Entrerà in vigore il 24 gennaio 2026 il Decreto Legislativo di attuazione della nuova Direttiva UE 2024/884, che renderà più chiaro e coerente il sistema di gestione dei RAEE, adeguandolo all’evoluzione del mercato e alle indicazioni europee, con particolare attenzione al settore in crescita delle apparecchiature fotovoltaiche.
Sulla Gazzetta Ufficiale del 7 gennaio 2026 è stato pubblicato il Decreto Legislativo di attuazione della Direttiva 2024/884/UE che modifica la Direttiva 2012/19/UE sui rifiuti di apparecchiature elettriche ed elettroniche (RAEE) che era stata recepita a sua volta dal D.Lgs. n. 49 del 2014. La nuova Direttiva si è resa necessaria per l’inserimento nel campo di applicazione di altre apparecchiature elettriche ed elettroniche (AEE), anche a seguito della Sentenza della Corte di giustizia europea sull’obbligo di finanziare i costi relativi alla gestione dei rifiuti provenienti dai pannelli fotovoltaici.

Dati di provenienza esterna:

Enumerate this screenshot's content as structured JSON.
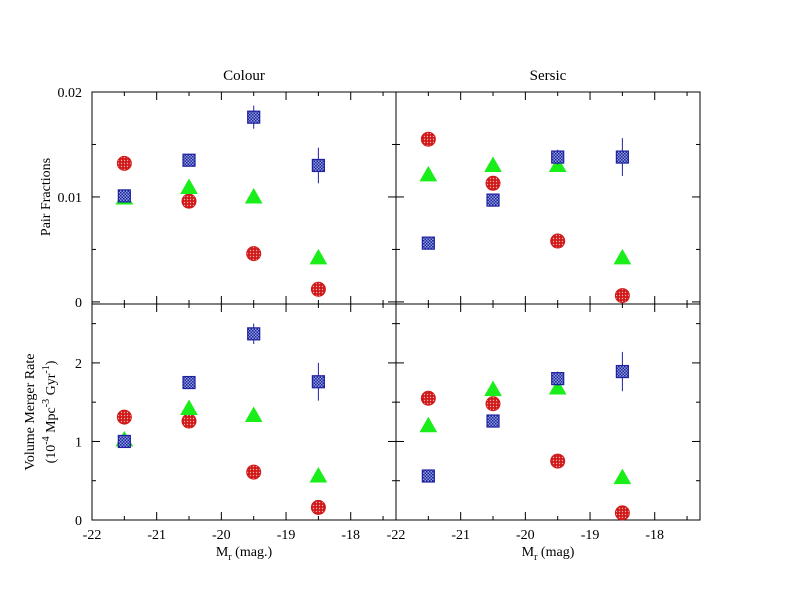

Pertanto, il D.lgs. aggiorna (articolo 1) la definizione di “RAEE storici”, distinguendo con maggiore precisione le apparecchiature immesse sul mercato prima del 13 agosto 2005 e quelle rientranti nel cosiddetto “open scope”, commercializzate prima del 15 agosto 2018. Restano esclusi da questa categoria i pannelli fotovoltaici, per i quali continua a valere una disciplina specifica.
All’Articolo 2, in merito modalità di finanziamento di raccolta, trattamento, recupero e smaltimento dei RAEE sia domestici che professionali, viene chiarita la ripartizione degli oneri, rafforzando il principio della responsabilità estesa del produttore (EPR), con un allineamento più puntuale alle diverse date di immissione sul mercato: dopo il 13 agosto 2005 e a partire dal 15 agosto 2018.

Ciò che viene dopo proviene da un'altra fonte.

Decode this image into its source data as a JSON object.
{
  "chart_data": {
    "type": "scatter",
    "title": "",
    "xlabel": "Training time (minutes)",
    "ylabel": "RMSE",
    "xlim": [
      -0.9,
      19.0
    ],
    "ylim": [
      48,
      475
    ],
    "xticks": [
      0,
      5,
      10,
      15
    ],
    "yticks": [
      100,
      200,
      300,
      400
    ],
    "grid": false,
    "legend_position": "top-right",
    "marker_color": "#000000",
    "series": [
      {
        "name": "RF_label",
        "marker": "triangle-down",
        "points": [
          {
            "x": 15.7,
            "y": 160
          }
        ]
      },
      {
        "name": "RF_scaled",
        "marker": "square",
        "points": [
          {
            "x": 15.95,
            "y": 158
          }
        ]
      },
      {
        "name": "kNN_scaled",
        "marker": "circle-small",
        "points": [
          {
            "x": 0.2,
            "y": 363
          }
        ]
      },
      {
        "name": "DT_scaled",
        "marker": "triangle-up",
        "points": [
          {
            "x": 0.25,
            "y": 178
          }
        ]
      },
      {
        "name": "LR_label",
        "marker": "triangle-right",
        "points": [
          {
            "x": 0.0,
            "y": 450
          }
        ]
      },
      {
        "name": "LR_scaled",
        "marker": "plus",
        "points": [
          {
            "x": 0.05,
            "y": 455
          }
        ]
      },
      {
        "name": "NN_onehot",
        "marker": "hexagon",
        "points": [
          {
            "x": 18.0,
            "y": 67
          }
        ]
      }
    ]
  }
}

L’Articolo 3 reca disposizioni speculari a quelle dell’articolo precedente, ma con riferimento alle modalità di finanziamento delle operazioni di gestione dei RAEE professionali.
L’Articolo 4 modifica la disciplina della gestione dei RAEE derivanti da AEE di fotovoltaico, precisando quali sono le AEE di fotovoltaico i cui rifiuti sono assoggettati alla disciplina in questione. A differenza del testo previgente, in base al quale il finanziamento della gestione dei RAEE derivanti da AEE di fotovoltaico è a carico dei produttori indipendentemente dalla data di immissione sul mercato di dette apparecchiature e dall’origine domestica o professionale, l’articolo conferma l’applicazione della disciplina in questione indipendentemente dall’origine domestica o professionale, ma precisa che la disciplina medesima riguarda solamente le AEE di fotovoltaico immesse sul mercato a partire dal 13 agosto 2012
L’Articolo 5 chiarisce sull’obbligo di marchio da apporre sulle AEE da immettere sul mercato che deve consentire di individuare in maniera inequivocabile il produttore delle AEE e che le stesse sono state immesse sul mercato successivamente al 13 agosto 2005:
– ai pannelli fotovoltaici immessi sul mercato a partire dal 13 agosto 2012;
– alle AEE di cui all’art. 2, comma 1, lett. b), non rientranti nell’ambito di applicazione dell’art. 2, comma 1, lett. a), solo se immesse sul mercato a partire dal 15 agosto 2018.
Nello stesso articolo si prevede l’aggiornamento dei codici delle normative tecniche europee CEI EN e CENELEC EN da rispettare ai fini della marchiatura.
L’Articolo 6 modifica l’articolo 40, comma 3, del D.Lgs. 49/2014, al fine di eliminare la previsione del testo previgente, che stabiliva il finanziamento della gestione dei rifiuti derivanti da pannelli fotovoltaici domestici e professionali non incentivati, immessi sul mercato prima del 12 aprile 2014 (cioè antecedentemente all’entrata in vigore del d.lgs. n. 49/2014), a carico dei produttori.